Rontgen dada adalah prosedur umum. Jika ada kelainan pada rontgen dada, atau jika orang tersebut memiliki gejala atau faktor risiko untuk gangguan tertentu, memiliki pemindaian computed tomography (CT), dan bronkoskopi. Pada bronkoskopi, probe fleksibel dengan sistem optik dimasukkan ke dalam trakea dan bronkus untuk mendeteksi lokasi perdarahan. Kadang-kadang bronkoskopi diperlukan untuk memastikan bahwa darah sedang batuk dari saluran pernapasan bagian bawah dan bukan dari hidung, perut, atau usus.
Jika dicurigai emboli paru, dokter melakukan CT scan menggunakan agen kontras radiopak untuk memvisualisasikan pembuluh darah (disebut "CT angiography"), atau pemindaian dengan penanda radioaktif (disebut "perfusion scintigraphy paru-paru "). Tergantung pada hasil pemindaian ini, angiografi paru dapat dilakukan.
Dokter sering mencari kanker paru-paru, terutama pada perokok di atas 40 (dan bahkan lebih muda) perokok jika mereka mulai merokok pada masa remaja), bahkan jika dahaknya hanya belang darah.
Untuk mendeteksi masalah pembekuan darah, kebanyakan orang memiliki hitung darah lengkap dan tes darah untuk mengevaluasi kemampuan darah untuk membeku.
Terlepas dari survei, penyebab hemoptisis tidak ditentukan pada 30-40% orang. Namun, jika hemoptisis parah, penyebabnya biasanya ditentukan.
Perlakuan
Pendarahan dapat menyebabkan pembentukan gumpalan darah yang menghalangi saluran udara dan menyebabkan masalah pernapasan lebih lanjut. Dengan demikian, batuk penting untuk menjaga saluran udara tetap bersih dan tidak boleh ditekan oleh penekan batuk (antitusif).

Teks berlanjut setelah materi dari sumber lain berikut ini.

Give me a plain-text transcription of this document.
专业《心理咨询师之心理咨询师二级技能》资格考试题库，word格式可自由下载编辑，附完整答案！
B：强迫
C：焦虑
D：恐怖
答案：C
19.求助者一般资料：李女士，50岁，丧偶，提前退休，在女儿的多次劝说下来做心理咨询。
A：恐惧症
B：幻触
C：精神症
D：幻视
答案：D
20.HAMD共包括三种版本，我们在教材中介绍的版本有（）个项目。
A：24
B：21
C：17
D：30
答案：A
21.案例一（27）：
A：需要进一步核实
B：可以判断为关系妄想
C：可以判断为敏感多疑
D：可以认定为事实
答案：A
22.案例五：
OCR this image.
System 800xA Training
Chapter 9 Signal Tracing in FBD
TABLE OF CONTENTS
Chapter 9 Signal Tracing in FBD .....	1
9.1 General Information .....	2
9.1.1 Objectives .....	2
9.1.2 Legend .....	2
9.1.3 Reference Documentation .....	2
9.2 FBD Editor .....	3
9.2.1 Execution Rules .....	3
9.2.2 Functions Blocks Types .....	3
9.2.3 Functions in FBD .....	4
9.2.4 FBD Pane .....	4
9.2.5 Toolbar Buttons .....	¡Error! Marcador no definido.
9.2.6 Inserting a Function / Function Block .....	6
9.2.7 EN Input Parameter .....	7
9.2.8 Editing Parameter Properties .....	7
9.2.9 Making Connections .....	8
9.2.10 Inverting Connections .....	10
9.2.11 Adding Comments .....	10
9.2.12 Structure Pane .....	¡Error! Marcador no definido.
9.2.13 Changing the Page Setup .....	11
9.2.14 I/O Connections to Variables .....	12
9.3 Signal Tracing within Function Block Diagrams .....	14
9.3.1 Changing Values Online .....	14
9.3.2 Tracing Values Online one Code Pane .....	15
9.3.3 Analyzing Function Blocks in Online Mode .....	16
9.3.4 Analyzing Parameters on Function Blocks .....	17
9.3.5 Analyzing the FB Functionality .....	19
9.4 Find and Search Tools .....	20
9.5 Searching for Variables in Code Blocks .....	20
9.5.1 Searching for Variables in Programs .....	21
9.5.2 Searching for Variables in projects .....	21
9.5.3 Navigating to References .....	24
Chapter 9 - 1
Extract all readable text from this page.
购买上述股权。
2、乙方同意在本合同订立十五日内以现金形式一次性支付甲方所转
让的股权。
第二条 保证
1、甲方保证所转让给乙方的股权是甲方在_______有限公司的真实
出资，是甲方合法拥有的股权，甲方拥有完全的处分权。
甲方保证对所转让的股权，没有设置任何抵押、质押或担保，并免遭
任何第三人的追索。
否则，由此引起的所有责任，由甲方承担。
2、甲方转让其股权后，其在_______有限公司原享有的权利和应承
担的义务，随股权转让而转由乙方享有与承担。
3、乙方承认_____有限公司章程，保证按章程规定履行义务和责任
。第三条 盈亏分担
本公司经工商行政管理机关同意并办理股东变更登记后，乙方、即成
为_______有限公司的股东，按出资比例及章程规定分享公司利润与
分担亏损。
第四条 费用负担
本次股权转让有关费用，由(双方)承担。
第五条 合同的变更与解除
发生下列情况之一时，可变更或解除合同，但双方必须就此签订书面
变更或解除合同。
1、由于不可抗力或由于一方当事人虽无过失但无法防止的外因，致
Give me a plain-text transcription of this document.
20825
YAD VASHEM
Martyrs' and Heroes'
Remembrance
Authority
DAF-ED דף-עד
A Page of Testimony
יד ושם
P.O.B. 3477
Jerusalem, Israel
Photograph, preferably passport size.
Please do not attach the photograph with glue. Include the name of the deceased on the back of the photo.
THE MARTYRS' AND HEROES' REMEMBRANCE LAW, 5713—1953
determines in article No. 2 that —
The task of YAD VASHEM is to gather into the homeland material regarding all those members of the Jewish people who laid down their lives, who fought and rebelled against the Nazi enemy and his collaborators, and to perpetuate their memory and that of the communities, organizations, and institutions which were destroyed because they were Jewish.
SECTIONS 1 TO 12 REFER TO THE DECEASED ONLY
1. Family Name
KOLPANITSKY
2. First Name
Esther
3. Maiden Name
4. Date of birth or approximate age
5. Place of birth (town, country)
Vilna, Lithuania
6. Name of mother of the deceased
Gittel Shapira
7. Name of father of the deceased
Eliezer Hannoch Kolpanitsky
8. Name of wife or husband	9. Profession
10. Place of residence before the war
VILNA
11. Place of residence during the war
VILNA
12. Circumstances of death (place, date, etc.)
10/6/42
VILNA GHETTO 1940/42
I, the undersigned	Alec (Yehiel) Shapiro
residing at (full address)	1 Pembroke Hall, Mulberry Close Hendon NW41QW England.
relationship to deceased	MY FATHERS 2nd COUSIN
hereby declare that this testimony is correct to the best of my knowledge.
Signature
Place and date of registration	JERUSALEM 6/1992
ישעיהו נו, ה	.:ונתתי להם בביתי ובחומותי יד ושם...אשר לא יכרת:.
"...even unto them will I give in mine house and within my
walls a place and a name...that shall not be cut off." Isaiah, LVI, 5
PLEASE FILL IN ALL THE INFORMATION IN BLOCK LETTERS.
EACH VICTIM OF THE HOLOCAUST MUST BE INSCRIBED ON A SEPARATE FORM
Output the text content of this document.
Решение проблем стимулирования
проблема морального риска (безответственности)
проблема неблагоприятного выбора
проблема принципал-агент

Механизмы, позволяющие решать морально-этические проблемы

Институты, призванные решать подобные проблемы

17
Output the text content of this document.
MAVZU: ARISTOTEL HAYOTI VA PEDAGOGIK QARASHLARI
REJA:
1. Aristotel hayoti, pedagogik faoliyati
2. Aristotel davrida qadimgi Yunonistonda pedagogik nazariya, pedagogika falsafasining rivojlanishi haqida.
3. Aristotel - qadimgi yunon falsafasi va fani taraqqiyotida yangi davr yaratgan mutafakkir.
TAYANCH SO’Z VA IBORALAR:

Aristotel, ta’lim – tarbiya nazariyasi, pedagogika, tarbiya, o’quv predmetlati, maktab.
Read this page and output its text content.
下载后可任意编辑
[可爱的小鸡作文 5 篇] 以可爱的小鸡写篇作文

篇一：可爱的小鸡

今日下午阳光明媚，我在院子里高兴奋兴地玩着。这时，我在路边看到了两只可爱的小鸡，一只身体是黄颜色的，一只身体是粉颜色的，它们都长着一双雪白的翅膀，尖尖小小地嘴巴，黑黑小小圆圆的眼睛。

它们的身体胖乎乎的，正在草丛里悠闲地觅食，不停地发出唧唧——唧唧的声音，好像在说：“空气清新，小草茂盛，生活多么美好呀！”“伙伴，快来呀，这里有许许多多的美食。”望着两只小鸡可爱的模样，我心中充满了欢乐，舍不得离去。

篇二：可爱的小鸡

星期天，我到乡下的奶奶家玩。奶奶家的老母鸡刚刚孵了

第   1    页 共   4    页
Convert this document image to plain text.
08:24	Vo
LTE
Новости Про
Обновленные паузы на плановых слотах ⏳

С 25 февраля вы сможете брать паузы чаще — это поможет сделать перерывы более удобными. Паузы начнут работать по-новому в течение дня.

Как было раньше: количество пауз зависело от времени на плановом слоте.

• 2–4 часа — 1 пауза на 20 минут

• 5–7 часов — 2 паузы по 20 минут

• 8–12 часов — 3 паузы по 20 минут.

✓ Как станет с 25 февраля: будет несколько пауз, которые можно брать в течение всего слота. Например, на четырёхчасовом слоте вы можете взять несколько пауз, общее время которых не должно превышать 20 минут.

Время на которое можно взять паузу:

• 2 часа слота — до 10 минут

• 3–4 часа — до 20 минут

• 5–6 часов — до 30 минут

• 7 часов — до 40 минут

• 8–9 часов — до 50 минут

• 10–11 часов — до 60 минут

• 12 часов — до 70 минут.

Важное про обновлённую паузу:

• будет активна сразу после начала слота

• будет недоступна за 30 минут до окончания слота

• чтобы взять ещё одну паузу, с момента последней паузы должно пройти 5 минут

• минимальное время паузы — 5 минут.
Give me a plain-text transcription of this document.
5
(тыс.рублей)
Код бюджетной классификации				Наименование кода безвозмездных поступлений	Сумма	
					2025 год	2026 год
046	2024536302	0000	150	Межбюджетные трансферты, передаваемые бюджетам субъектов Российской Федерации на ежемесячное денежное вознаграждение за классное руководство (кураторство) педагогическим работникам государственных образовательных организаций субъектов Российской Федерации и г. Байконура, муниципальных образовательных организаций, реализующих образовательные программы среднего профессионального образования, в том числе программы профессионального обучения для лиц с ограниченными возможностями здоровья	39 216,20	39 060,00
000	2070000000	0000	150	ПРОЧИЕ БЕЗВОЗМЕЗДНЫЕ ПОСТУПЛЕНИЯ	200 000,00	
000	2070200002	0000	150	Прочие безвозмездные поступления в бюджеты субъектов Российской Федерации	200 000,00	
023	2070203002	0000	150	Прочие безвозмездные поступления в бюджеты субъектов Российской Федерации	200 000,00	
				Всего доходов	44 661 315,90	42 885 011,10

Hemoptisis bisa ringan dan bisa hilang dengan sendirinya atau jika kondisi medis yang menyebabkan pendarahan (misalnya, gagal jantung atau infeksi) berhasil diobati.
Jika gumpalan darah besar menghalangi saluran udara utama, dokter mungkin terpaksa mengeluarkan gumpalan menggunakan bronkoskopi.
Dalam kasus yang jarang terjadi, hemoptisis parah atau tidak berhenti tanpa intervensi. Dalam hal ini, mungkin perlu memasukkan selang melalui mulut atau hidung ke dalam trakea, atau turun ke saluran napas untuk membantu menjaga jalan napas tetap terbuka.
Jika pembuluh darah besar adalah sumber pendarahan, dokter mungkin mencoba untuk memblokir pembuluh darah dengan prosedur yang disebut arteriografi embolisasi bronkial. Menggunakan sinar-X untuk memantau tindakan, dokter memasukkan kateter ke dalam pembuluh darah dan kemudian menyuntikkan senyawa kimia, fragmen spons agar-agar atau gulungan kawat untuk memblokir pembuluh darah dan dengan demikian berhenti berdarah. Kadang-kadang bronkoskopi atau pembedahan diperlukan untuk menghentikan yang parah atau berkepanjangan pendarahan atau pembedahan mungkin diperlukan untuk mengangkat bagian yang terkena atau kanker paru-paru. Prosedur berisiko tinggi ini hanya digunakan sebagai upaya terakhir.
Jika gangguan pembekuan darah menyebabkan perdarahan, orang tersebut mungkin memerlukan transfusi plasma, faktor pembekuan, atau trombosit.